When The Hedge Funds Start Shorting Bank Stocks, Will Gary Gensler & SEC Halt Short Selling?
The Hedge Funds are nothing but leaches. They succeed, when the markets fail. When hard working Americans loose their money in the stock market, these Hedge Fund manager buy baseball teams and huge mansions in the Hamptons. When they are done taking money from the retail investors, they go after the banks and when that happens, the SEC has to take some action, because the banks are loosing money.
Institutional & Retail investors who are long on stocks, find themselves in a precarious position because there is a so-called “sell off” . The bloodbath of the markets continues in 2022, while the SEC chair Gary Gensler is busy tweeting about his meetings and accomplishments, at the same time short sellers are joining in the market sell off frenzy, to tank stocks further to oblivion.
The retail investors are losing money and one of the ways to stop this downtrend is to temporarily band Short Selling. This Short Sell ban has been done before during the 2008 financial crisis. When the Hedge Funds could not steal from retail any more, they switched their predatory shorting to bank stocks and that’s when the SS ban was imposed.
The U. S. Securities and Exchange Commission (SEC) has a three-part mission: Protect investors. Maintain fair, orderly, and efficient markets. It’s quite obvious, that none of these three mission are achieved. Either these missions are “mission impossible” or the SEC just don’t care about retail investors. Lets take each of their missions and break it up:
During the the January 2021, GameStop short squeeze, the buy button was taken off retail investors and the SEC chair Gary Gensler has not charged any yet for it.

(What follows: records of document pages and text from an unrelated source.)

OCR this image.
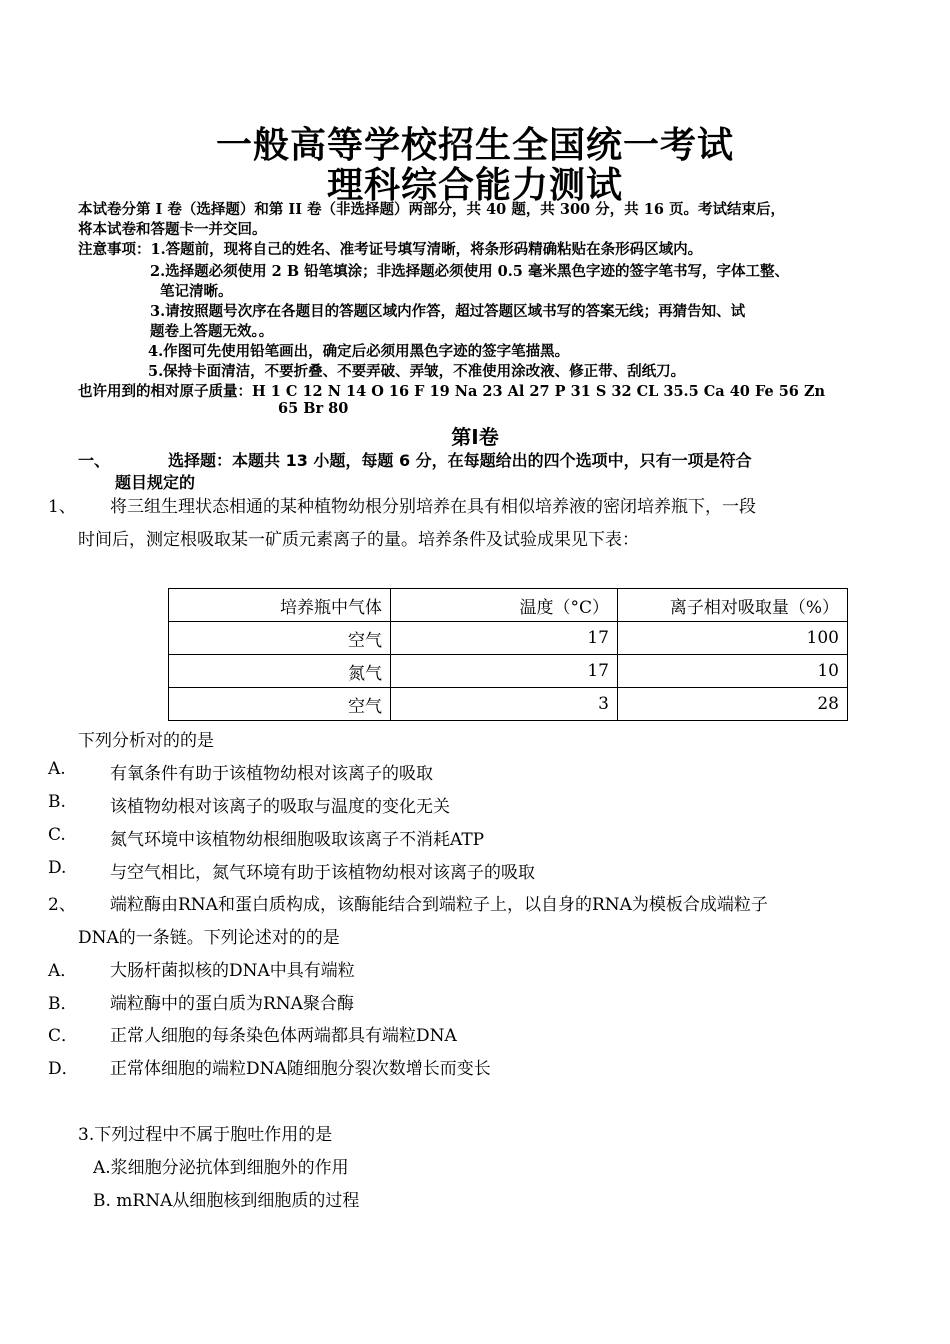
一般高等学校招生全国统一考试
理科综合能力测试
本试卷分第 I 卷（选择题）和第 II 卷（非选择题）两部分，共 40 题，共 300 分，共 16 页。考试结束后，
将本试卷和答题卡一并交回。
注意事项：1.答题前，现将自己的姓名、准考证号填写清晰，将条形码精确粘贴在条形码区域内。
2.选择题必须使用 2 B 铅笔填涂；非选择题必须使用 0.5 毫米黑色字迹的签字笔书写，字体工整、
笔记清晰。
3.请按照题号次序在各题目的答题区域内作答，超过答题区域书写的答案无线；再猜告知、试
题卷上答题无效。。
4.作图可先使用铅笔画出，确定后必须用黑色字迹的签字笔描黑。
5.保持卡面清洁，不要折叠、不要弄破、弄皱，不准使用涂改液、修正带、刮纸刀。
也许用到的相对原子质量：H 1 C 12 N 14 O 16 F 19 Na 23 Al 27 P 31 S 32 CL 35.5 Ca 40 Fe 56 Zn
65 Br 80
第Ⅰ卷
一、	选择题：本题共 13 小题，每题 6 分，在每题给出的四个选项中，只有一项是符合
题目规定的
1、 将三组生理状态相通的某种植物幼根分别培养在具有相似培养液的密闭培养瓶下，一段
时间后，测定根吸取某一矿质元素离子的量。培养条件及试验成果见下表：
培养瓶中气体	温度（°C）	离子相对吸取量（%）
空气	17	100
氮气	17	10
空气	3	28
下列分析对的的是
A.	有氧条件有助于该植物幼根对该离子的吸取
B.	该植物幼根对该离子的吸取与温度的变化无关
C.	氮气环境中该植物幼根细胞吸取该离子不消耗ATP
D.	与空气相比，氮气环境有助于该植物幼根对该离子的吸取
2、 端粒酶由RNA和蛋白质构成，该酶能结合到端粒子上，以自身的RNA为模板合成端粒子
DNA的一条链。下列论述对的的是
A． 大肠杆菌拟核的DNA中具有端粒
B． 端粒酶中的蛋白质为RNA聚合酶
C． 正常人细胞的每条染色体两端都具有端粒DNA
D． 正常体细胞的端粒DNA随细胞分裂次数增长而变长
3.下列过程中不属于胞吐作用的是
A.浆细胞分泌抗体到细胞外的作用
B. mRNA从细胞核到细胞质的过程
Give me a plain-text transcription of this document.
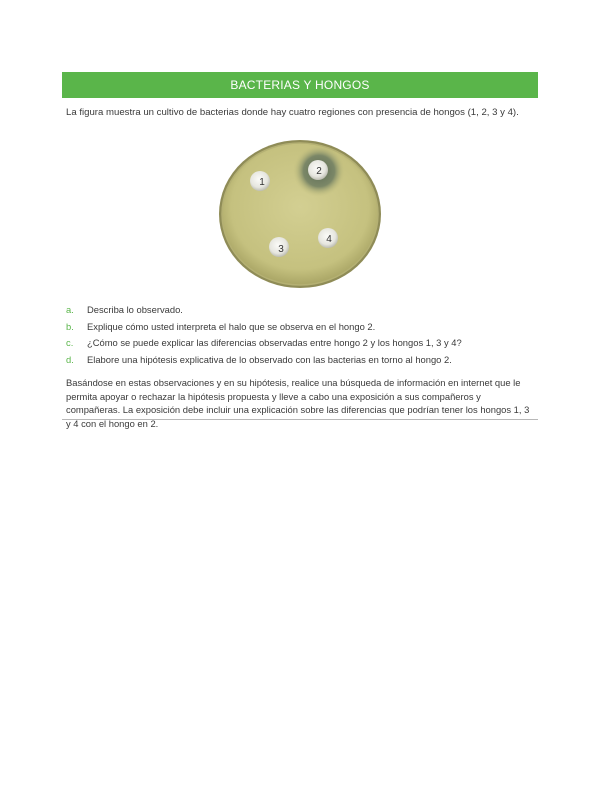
BACTERIAS Y HONGOS

La figura muestra un cultivo de bacterias donde hay cuatro regiones con presencia de hongos (1, 2, 3 y 4).

1
2
3
4
a.	Describa lo observado.
b.	Explique cómo usted interpreta el halo que se observa en el hongo 2.
c.	¿Cómo se puede explicar las diferencias observadas entre hongo 2 y los hongos 1, 3 y 4?
d.	Elabore una hipótesis explicativa de lo observado con las bacterias en torno al hongo 2.

Basándose en estas observaciones y en su hipótesis, realice una búsqueda de información en internet que le permita apoyar o rechazar la hipótesis propuesta y lleve a cabo una exposición a sus compañeros y compañeras. La exposición debe incluir una explicación sobre las diferencias que podrían tener los hongos 1, 3 y 4 con el hongo en 2.
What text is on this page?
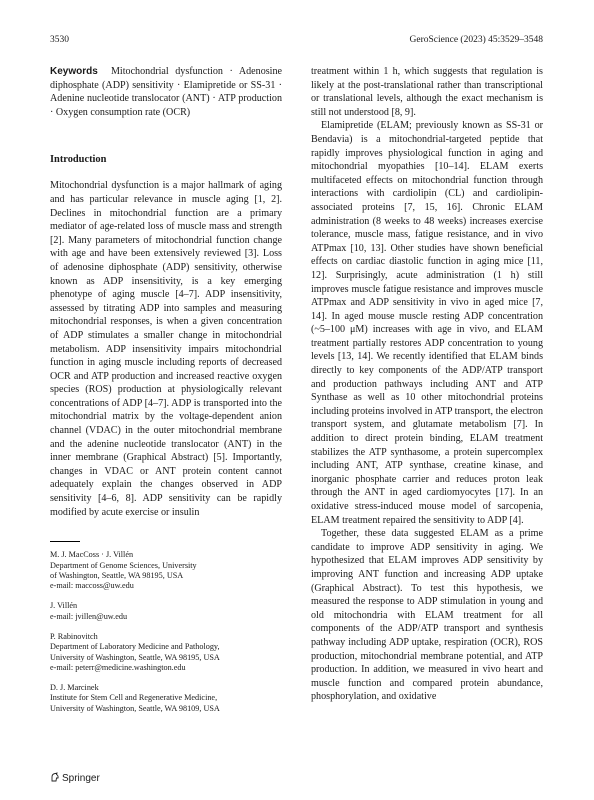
3530	GeroScience (2023) 45:3529–3548

Keywords Mitochondrial dysfunction · Adenosine diphosphate (ADP) sensitivity · Elamipretide or SS-31 · Adenine nucleotide translocator (ANT) · ATP production · Oxygen consumption rate (OCR)

Introduction

Mitochondrial dysfunction is a major hallmark of aging and has particular relevance in muscle aging [1, 2]. Declines in mitochondrial function are a primary mediator of age-related loss of muscle mass and strength [2]. Many parameters of mitochondrial function change with age and have been extensively reviewed [3]. Loss of adenosine diphosphate (ADP) sensitivity, otherwise known as ADP insensitivity, is a key emerging phenotype of aging muscle [4–7]. ADP insensitivity, assessed by titrating ADP into samples and measuring mitochondrial responses, is when a given concentration of ADP stimulates a smaller change in mitochondrial metabolism. ADP insensitivity impairs mitochondrial function in aging muscle including reports of decreased OCR and ATP production and increased reactive oxygen species (ROS) production at physiologically relevant concentrations of ADP [4–7]. ADP is transported into the mitochondrial matrix by the voltage-dependent anion channel (VDAC) in the outer mitochondrial membrane and the adenine nucleotide translocator (ANT) in the inner membrane (Graphical Abstract) [5]. Importantly, changes in VDAC or ANT protein content cannot adequately explain the changes observed in ADP sensitivity [4–6, 8]. ADP sensitivity can be rapidly modified by acute exercise or insulin

M. J. MacCoss · J. Villén
Department of Genome Sciences, University
of Washington, Seattle, WA 98195, USA
e-mail: maccoss@uw.edu
J. Villén
e-mail: jvillen@uw.edu
P. Rabinovitch
Department of Laboratory Medicine and Pathology,
University of Washington, Seattle, WA 98195, USA
e-mail: peterr@medicine.washington.edu
D. J. Marcinek
Institute for Stem Cell and Regenerative Medicine,
University of Washington, Seattle, WA 98109, USA

treatment within 1 h, which suggests that regulation is likely at the post-translational rather than transcriptional or translational levels, although the exact mechanism is still not understood [8, 9].

Elamipretide (ELAM; previously known as SS-31 or Bendavia) is a mitochondrial-targeted peptide that rapidly improves physiological function in aging and mitochondrial myopathies [10–14]. ELAM exerts multifaceted effects on mitochondrial function through interactions with cardiolipin (CL) and cardiolipin-associated proteins [7, 15, 16]. Chronic ELAM administration (8 weeks to 48 weeks) increases exercise tolerance, muscle mass, fatigue resistance, and in vivo ATPmax [10, 13]. Other studies have shown beneficial effects on cardiac diastolic function in aging mice [11, 12]. Surprisingly, acute administration (1 h) still improves muscle fatigue resistance and improves muscle ATPmax and ADP sensitivity in vivo in aged mice [7, 14]. In aged mouse muscle resting ADP concentration (~5–100 μM) increases with age in vivo, and ELAM treatment partially restores ADP concentration to young levels [13, 14]. We recently identified that ELAM binds directly to key components of the ADP/ATP transport and production pathways including ANT and ATP Synthase as well as 10 other mitochondrial proteins including proteins involved in ATP transport, the electron transport system, and glutamate metabolism [7]. In addition to direct protein binding, ELAM treatment stabilizes the ATP synthasome, a protein supercomplex including ANT, ATP synthase, creatine kinase, and inorganic phosphate carrier and reduces proton leak through the ANT in aged cardiomyocytes [17]. In an oxidative stress-induced mouse model of sarcopenia, ELAM treatment repaired the sensitivity to ADP [4].

Together, these data suggested ELAM as a prime candidate to improve ADP sensitivity in aging. We hypothesized that ELAM improves ADP sensitivity by improving ANT function and increasing ADP uptake (Graphical Abstract). To test this hypothesis, we measured the response to ADP stimulation in young and old mitochondria with ELAM treatment for all components of the ADP/ATP transport and synthesis pathway including ADP uptake, respiration (OCR), ROS production, mitochondrial membrane potential, and ATP production. In addition, we measured in vivo heart and muscle function and compared protein abundance, phosphorylation, and oxidative

Springer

Maintain fair, orderly, and efficient market
DTC, FICC and NSCC are registered as clearing agencies with, and regulated by, the U.S. Securities and Exchange Commission, but the Fails to Deliver ( FTD ) keep on piling up and the SEC has done nothing about it.
The Short Interest of Stocks are over 50% and the SEC has done nothing about it. Example : According to MorningStar the Short % Float of $BBBY is 84%. How is this maintaining fair , orderly and efficient markets?
Payment For Order Flow: Gary Gensler himself stated “If you place a retail market order, 90-95% do not go to lit exchanges. They go to wholesalers”. Is this maintaining fair , orderly and efficient markets?